Pour Technilog (https://www.technilog.fr), société spécialisée dans les solutions logicielles pour l’industrie, la priorité absolue est de savoir dialoguer avec cette diversité d’équipements pour décoder et normaliser les flux. « L’IA industrielle n’est pas une promesse marketing. Sans données fiables, contextualisées et continues, il n’y a tout simplement rien à apprendre ni à prédire », insiste Benoit Vallet.
Pérennité et ouverture des systèmes
L’autre écueil majeur identifié concerne l’architecture des systèmes. Les équipements industriels ont des cycles de vie longs, s’étalant parfois sur plusieurs décennies, là où les solutions logicielles évoluent rapidement.
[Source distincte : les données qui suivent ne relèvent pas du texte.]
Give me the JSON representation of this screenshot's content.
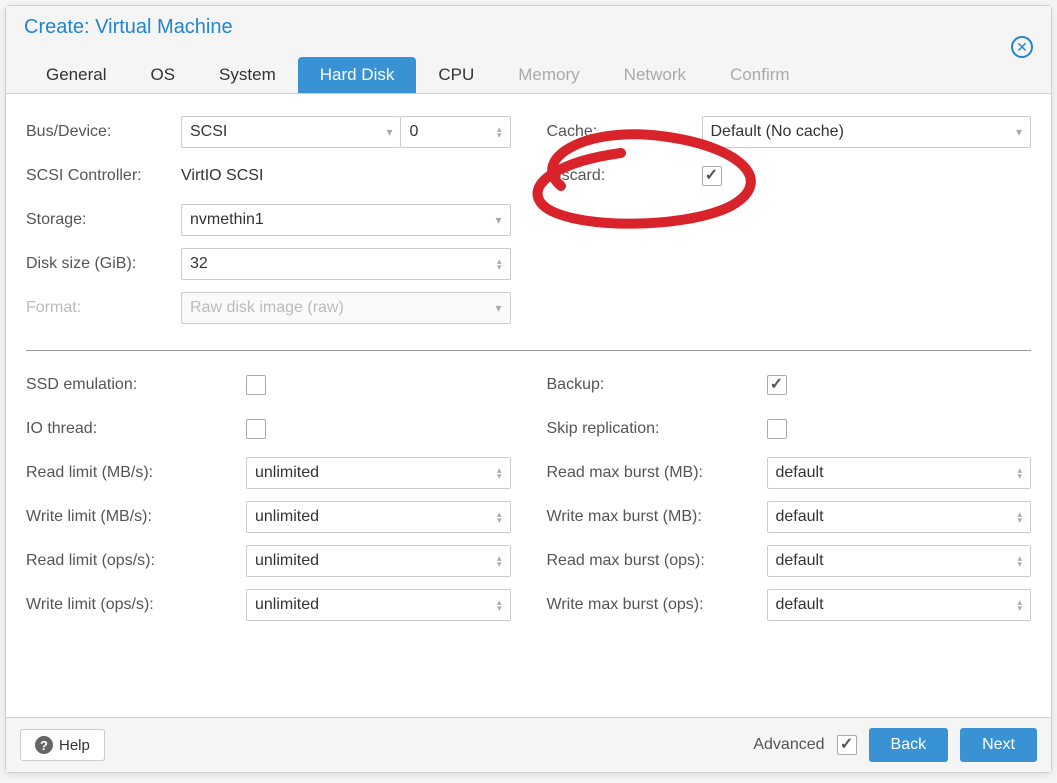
{
  "title": "Create: Virtual Machine",
  "tabs": [
    {
      "label": "General",
      "state": "normal"
    },
    {
      "label": "OS",
      "state": "normal"
    },
    {
      "label": "System",
      "state": "normal"
    },
    {
      "label": "Hard Disk",
      "state": "active"
    },
    {
      "label": "CPU",
      "state": "normal"
    },
    {
      "label": "Memory",
      "state": "disabled"
    },
    {
      "label": "Network",
      "state": "disabled"
    },
    {
      "label": "Confirm",
      "state": "disabled"
    }
  ],
  "left_top": {
    "bus_device_label": "Bus/Device:",
    "bus_value": "SCSI",
    "device_value": "0",
    "scsi_controller_label": "SCSI Controller:",
    "scsi_controller_value": "VirtIO SCSI",
    "storage_label": "Storage:",
    "storage_value": "nvmethin1",
    "disk_size_label": "Disk size (GiB):",
    "disk_size_value": "32",
    "format_label": "Format:",
    "format_value": "Raw disk image (raw)"
  },
  "right_top": {
    "cache_label": "Cache:",
    "cache_value": "Default (No cache)",
    "discard_label": "Discard:"
  },
  "left_bottom": {
    "ssd_emulation_label": "SSD emulation:",
    "io_thread_label": "IO thread:",
    "read_limit_mbs_label": "Read limit (MB/s):",
    "read_limit_mbs_value": "unlimited",
    "write_limit_mbs_label": "Write limit (MB/s):",
    "write_limit_mbs_value": "unlimited",
    "read_limit_ops_label": "Read limit (ops/s):",
    "read_limit_ops_value": "unlimited",
    "write_limit_ops_label": "Write limit (ops/s):",
    "write_limit_ops_value": "unlimited"
  },
  "right_bottom": {
    "backup_label": "Backup:",
    "skip_replication_label": "Skip replication:",
    "read_max_burst_mb_label": "Read max burst (MB):",
    "read_max_burst_mb_value": "default",
    "write_max_burst_mb_label": "Write max burst (MB):",
    "write_max_burst_mb_value": "default",
    "read_max_burst_ops_label": "Read max burst (ops):",
    "read_max_burst_ops_value": "default",
    "write_max_burst_ops_label": "Write max burst (ops):",
    "write_max_burst_ops_value": "default"
  },
  "checkboxes": {
    "discard": true,
    "ssd_emulation": false,
    "io_thread": false,
    "backup": true,
    "skip_replication": false,
    "advanced": true
  },
  "footer": {
    "help_label": "Help",
    "advanced_label": "Advanced",
    "back_label": "Back",
    "next_label": "Next"
  }
}
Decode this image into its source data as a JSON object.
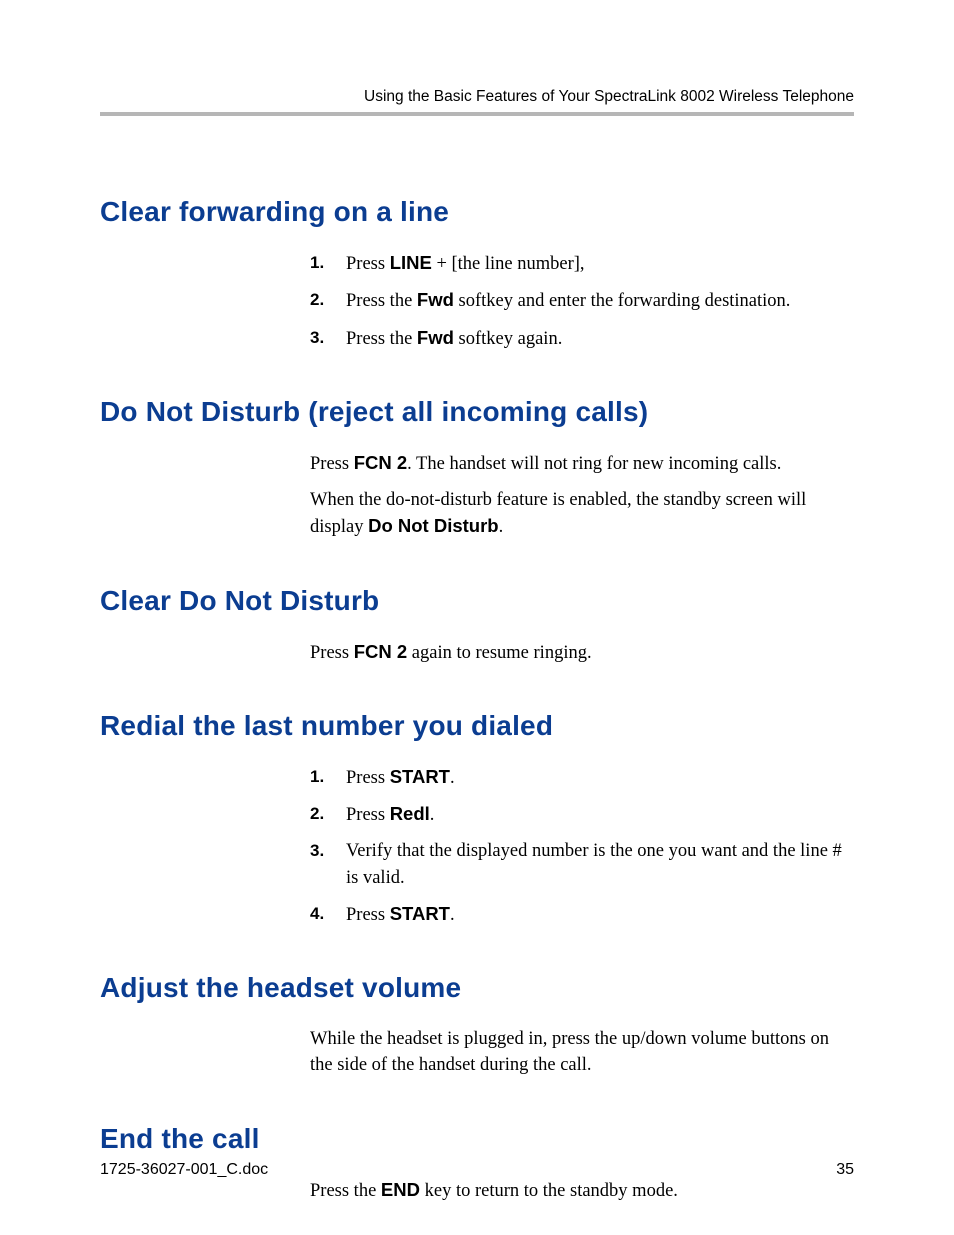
{
  "header": {
    "running_title": "Using the Basic Features of Your SpectraLink 8002 Wireless Telephone"
  },
  "sections": {
    "clear_forwarding": {
      "title": "Clear forwarding on a line",
      "steps": [
        {
          "n": "1.",
          "pre": "Press ",
          "bold": "LINE",
          "post": " + [the line number],"
        },
        {
          "n": "2.",
          "pre": "Press the ",
          "bold": "Fwd",
          "post": " softkey and enter the forwarding destination."
        },
        {
          "n": "3.",
          "pre": "Press the ",
          "bold": "Fwd",
          "post": " softkey again."
        }
      ]
    },
    "dnd": {
      "title": "Do Not Disturb (reject all incoming calls)",
      "p1_pre": "Press ",
      "p1_bold": "FCN 2",
      "p1_post": ". The handset will not ring for new incoming calls.",
      "p2_pre": "When the do-not-disturb feature is enabled, the standby screen will display ",
      "p2_bold": "Do Not Disturb",
      "p2_post": "."
    },
    "clear_dnd": {
      "title": "Clear Do Not Disturb",
      "p1_pre": "Press ",
      "p1_bold": "FCN 2",
      "p1_post": " again to resume ringing."
    },
    "redial": {
      "title": "Redial the last number you dialed",
      "steps": [
        {
          "n": "1.",
          "pre": "Press ",
          "bold": "START",
          "post": "."
        },
        {
          "n": "2.",
          "pre": "Press ",
          "bold": "Redl",
          "post": "."
        },
        {
          "n": "3.",
          "pre": "",
          "bold": "",
          "post": "Verify that the displayed number is the one you want and the line # is valid."
        },
        {
          "n": "4.",
          "pre": "Press ",
          "bold": "START",
          "post": "."
        }
      ]
    },
    "volume": {
      "title": "Adjust the headset volume",
      "p1": "While the headset is plugged in, press the up/down volume buttons on the side of the handset during the call."
    },
    "end_call": {
      "title": "End the call",
      "p1_pre": "Press the ",
      "p1_bold": "END",
      "p1_post": " key to return to the standby mode."
    }
  },
  "footer": {
    "doc_id": "1725-36027-001_C.doc",
    "page_number": "35"
  }
}
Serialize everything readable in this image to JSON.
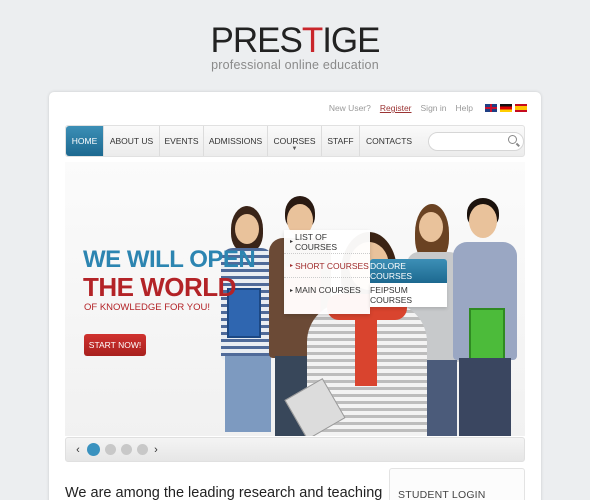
{
  "logo": {
    "prefix": "PRES",
    "highlight": "T",
    "suffix": "IGE",
    "tagline": "professional online education"
  },
  "util": {
    "new_user": "New User?",
    "register": "Register",
    "sign_in": "Sign in",
    "help": "Help"
  },
  "nav": {
    "items": [
      "HOME",
      "ABOUT US",
      "EVENTS",
      "ADMISSIONS",
      "COURSES",
      "STAFF",
      "CONTACTS"
    ],
    "active": "HOME",
    "search_placeholder": ""
  },
  "dropdown": {
    "items": [
      "LIST OF COURSES",
      "SHORT COURSES",
      "MAIN COURSES"
    ],
    "highlighted": "SHORT COURSES",
    "sub_items": [
      "DOLORE COURSES",
      "FEIPSUM COURSES"
    ]
  },
  "hero": {
    "line1": "WE WILL OPEN",
    "line2": "THE WORLD",
    "line3": "OF KNOWLEDGE FOR YOU!",
    "button": "START NOW!"
  },
  "slider": {
    "total_slides": 4,
    "current_slide": 1
  },
  "bottom": {
    "headline": "We are among the leading research and teaching",
    "login_title": "STUDENT LOGIN"
  },
  "colors": {
    "accent_blue": "#2c85b1",
    "accent_red": "#b32327"
  }
}
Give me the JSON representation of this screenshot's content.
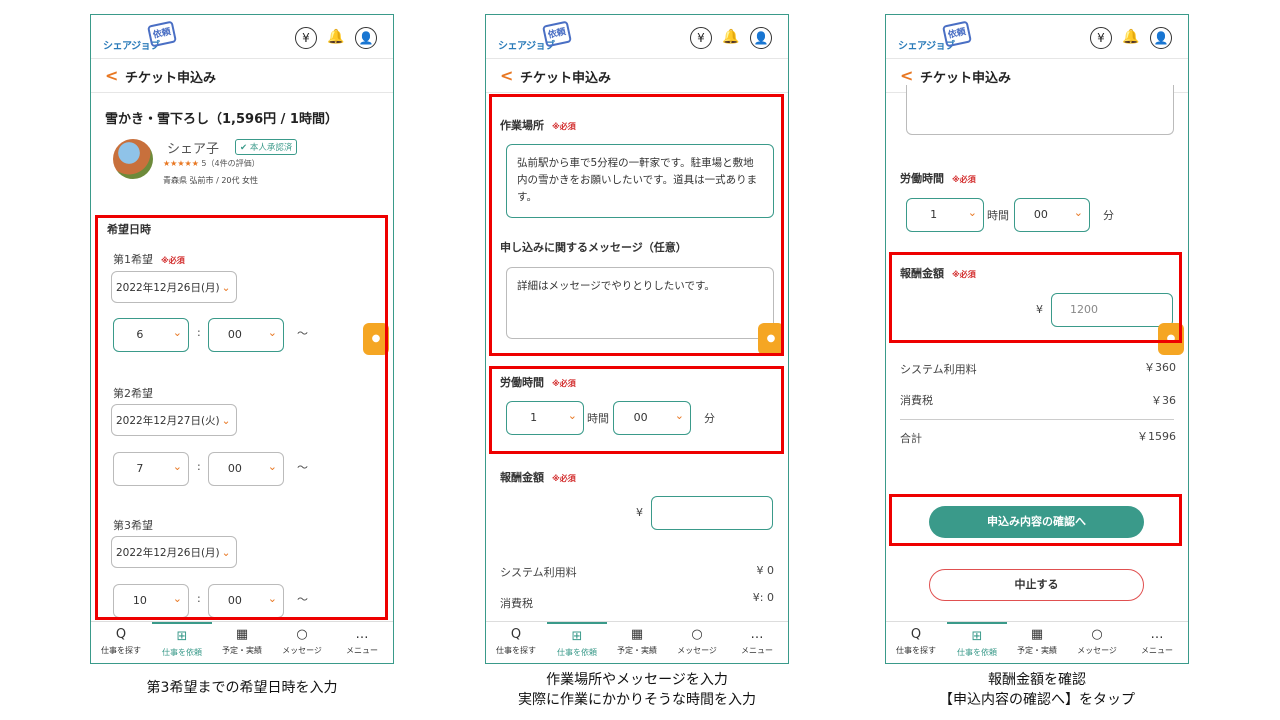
{
  "header": {
    "logo_text": "シェアジョブ",
    "logo_mark": "依頼",
    "icon_yen": "¥",
    "icon_bell": "🔔",
    "icon_user": "👤"
  },
  "title_bar": {
    "back": "<",
    "title": "チケット申込み"
  },
  "tabs": [
    {
      "icon": "Q",
      "label": "仕事を探す"
    },
    {
      "icon": "⊞",
      "label": "仕事を依頼"
    },
    {
      "icon": "▦",
      "label": "予定・実績"
    },
    {
      "icon": "○",
      "label": "メッセージ"
    },
    {
      "icon": "…",
      "label": "メニュー"
    }
  ],
  "screen1": {
    "job_title": "雪かき・雪下ろし（1,596円 / 1時間）",
    "profile": {
      "name": "シェア子",
      "badge": "本人承認済",
      "stars": "★★★★★",
      "rating": "5（4件の評価）",
      "location": "青森県 弘前市 / 20代 女性"
    },
    "section_label": "希望日時",
    "required": "※必須",
    "choices": [
      {
        "label": "第1希望",
        "date": "2022年12月26日(月)",
        "hour": "6",
        "minute": "00"
      },
      {
        "label": "第2希望",
        "date": "2022年12月27日(火)",
        "hour": "7",
        "minute": "00"
      },
      {
        "label": "第3希望",
        "date": "2022年12月26日(月)",
        "hour": "10",
        "minute": "00"
      }
    ],
    "colon": ":",
    "tilde": "〜",
    "caption": "第3希望までの希望日時を入力"
  },
  "screen2": {
    "workplace_label": "作業場所",
    "required": "※必須",
    "workplace_text": "弘前駅から車で5分程の一軒家です。駐車場と敷地内の雪かきをお願いしたいです。道具は一式あります。",
    "message_label": "申し込みに関するメッセージ（任意）",
    "message_text": "詳細はメッセージでやりとりしたいです。",
    "hours_label": "労働時間",
    "hours_value": "1",
    "hours_unit": "時間",
    "minutes_value": "00",
    "minutes_unit": "分",
    "reward_label": "報酬金額",
    "yen": "¥",
    "system_fee_label": "システム利用料",
    "system_fee_value": "¥ 0",
    "tax_label": "消費税",
    "tax_value": "¥: 0",
    "caption_line1": "作業場所やメッセージを入力",
    "caption_line2": "実際に作業にかかりそうな時間を入力"
  },
  "screen3": {
    "hours_label": "労働時間",
    "required": "※必須",
    "hours_value": "1",
    "hours_unit": "時間",
    "minutes_value": "00",
    "minutes_unit": "分",
    "reward_label": "報酬金額",
    "yen": "¥",
    "reward_value": "1200",
    "system_fee_label": "システム利用料",
    "system_fee_value": "￥360",
    "tax_label": "消費税",
    "tax_value": "￥36",
    "total_label": "合計",
    "total_value": "￥1596",
    "confirm_button": "申込み内容の確認へ",
    "cancel_button": "中止する",
    "caption_line1": "報酬金額を確認",
    "caption_line2": "【申込内容の確認へ】をタップ"
  },
  "colors": {
    "accent": "#3a9a8a",
    "orange": "#e87722",
    "highlight": "#e00000",
    "required": "#d32f2f"
  }
}
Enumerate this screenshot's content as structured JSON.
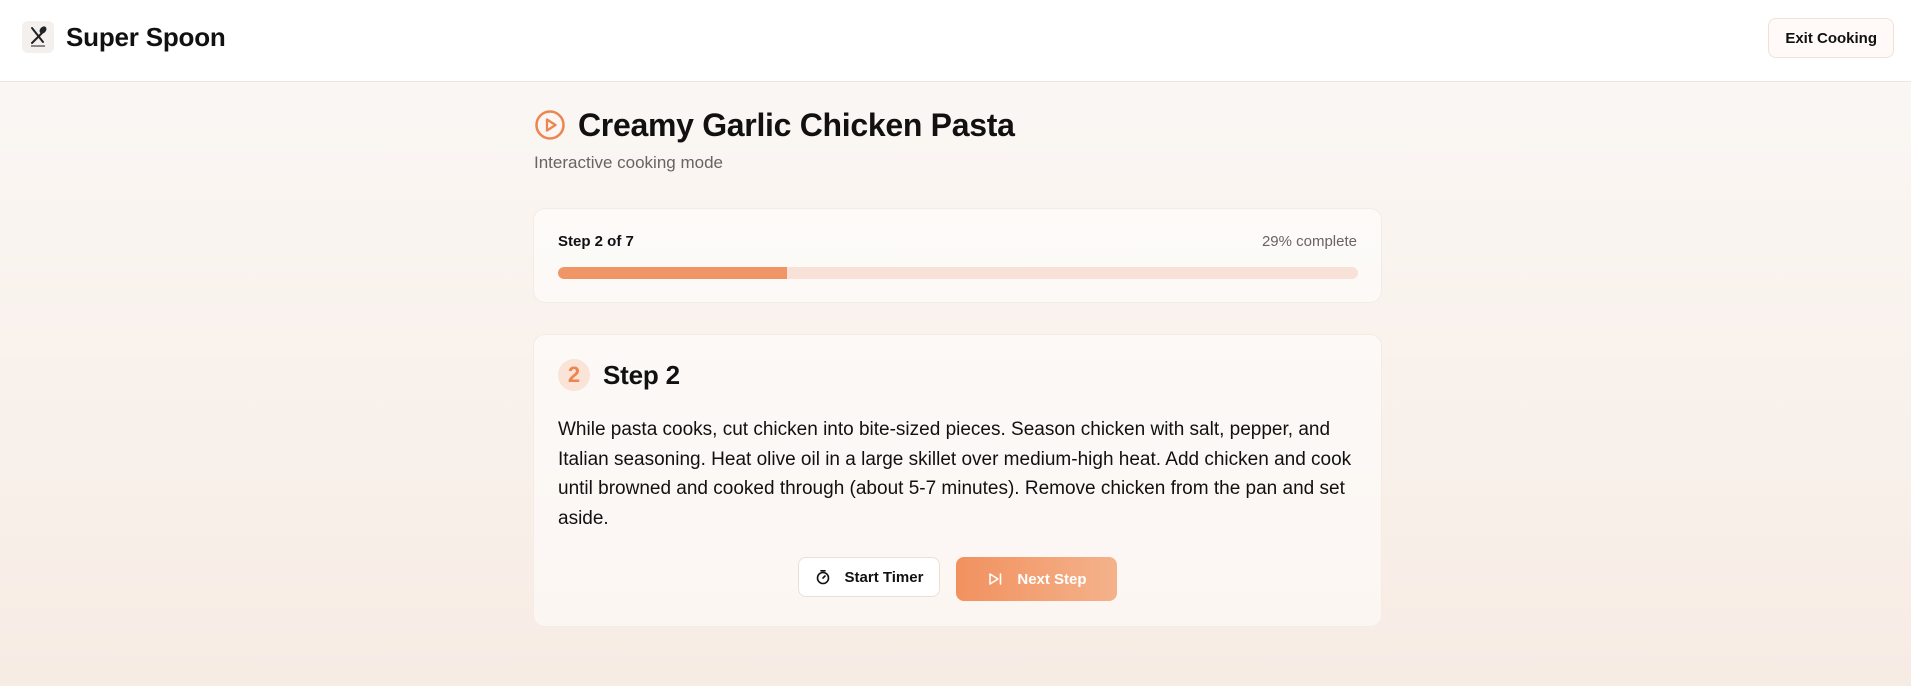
{
  "app": {
    "name": "Super Spoon",
    "logo_icon": "fork-spoon-icon"
  },
  "header": {
    "exit_label": "Exit Cooking"
  },
  "recipe": {
    "title": "Creamy Garlic Chicken Pasta",
    "subtitle": "Interactive cooking mode",
    "title_icon": "play-circle-icon"
  },
  "progress": {
    "label": "Step 2 of 7",
    "percent_label": "29% complete",
    "fraction": 0.286
  },
  "step": {
    "number": "2",
    "title": "Step 2",
    "instructions": "While pasta cooks, cut chicken into bite-sized pieces. Season chicken with salt, pepper, and Italian seasoning. Heat olive oil in a large skillet over medium-high heat. Add chicken and cook until browned and cooked through (about 5-7 minutes). Remove chicken from the pan and set aside."
  },
  "actions": {
    "timer_label": "Start Timer",
    "timer_icon": "stopwatch-icon",
    "next_label": "Next Step",
    "next_icon": "skip-forward-icon"
  },
  "colors": {
    "accent": "#f09565",
    "accent_light": "#f8e2d7"
  }
}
L’expert met en garde contre les architectures fermées ou pensées uniquement pour des démonstrations de faisabilité (POC).
Pour garantir une efficacité sur le long terme, l’IA ne doit pas être un simple module ajouté en bout de chaîne, mais s’intégrer dans une architecture ouverte capable d’absorber les évolutions protocolaires et réglementaires. « Il faut donc concevoir des briques logicielles conçues pour absorber la diversité protocolaire, garantir l’indépendance vis-à-vis des constructeurs, ou encore fournir une base de données exploitable à long terme », précise l’ingénieur.
Un socle invisible mais essentiel
En définitive, la performance de l’intelligence artificielle repose sur une maîtrise pragmatique du terrain : collecter, comprendre et structurer l’information avant de chercher à l’interpréter. L’IA redevient ainsi ce qu’elle doit être : un outil au service de la performance et non une fin en soi. Comme le conclut Benoit Vallet : « Sans données de qualité, il n’y a pas d’intelligence possible ».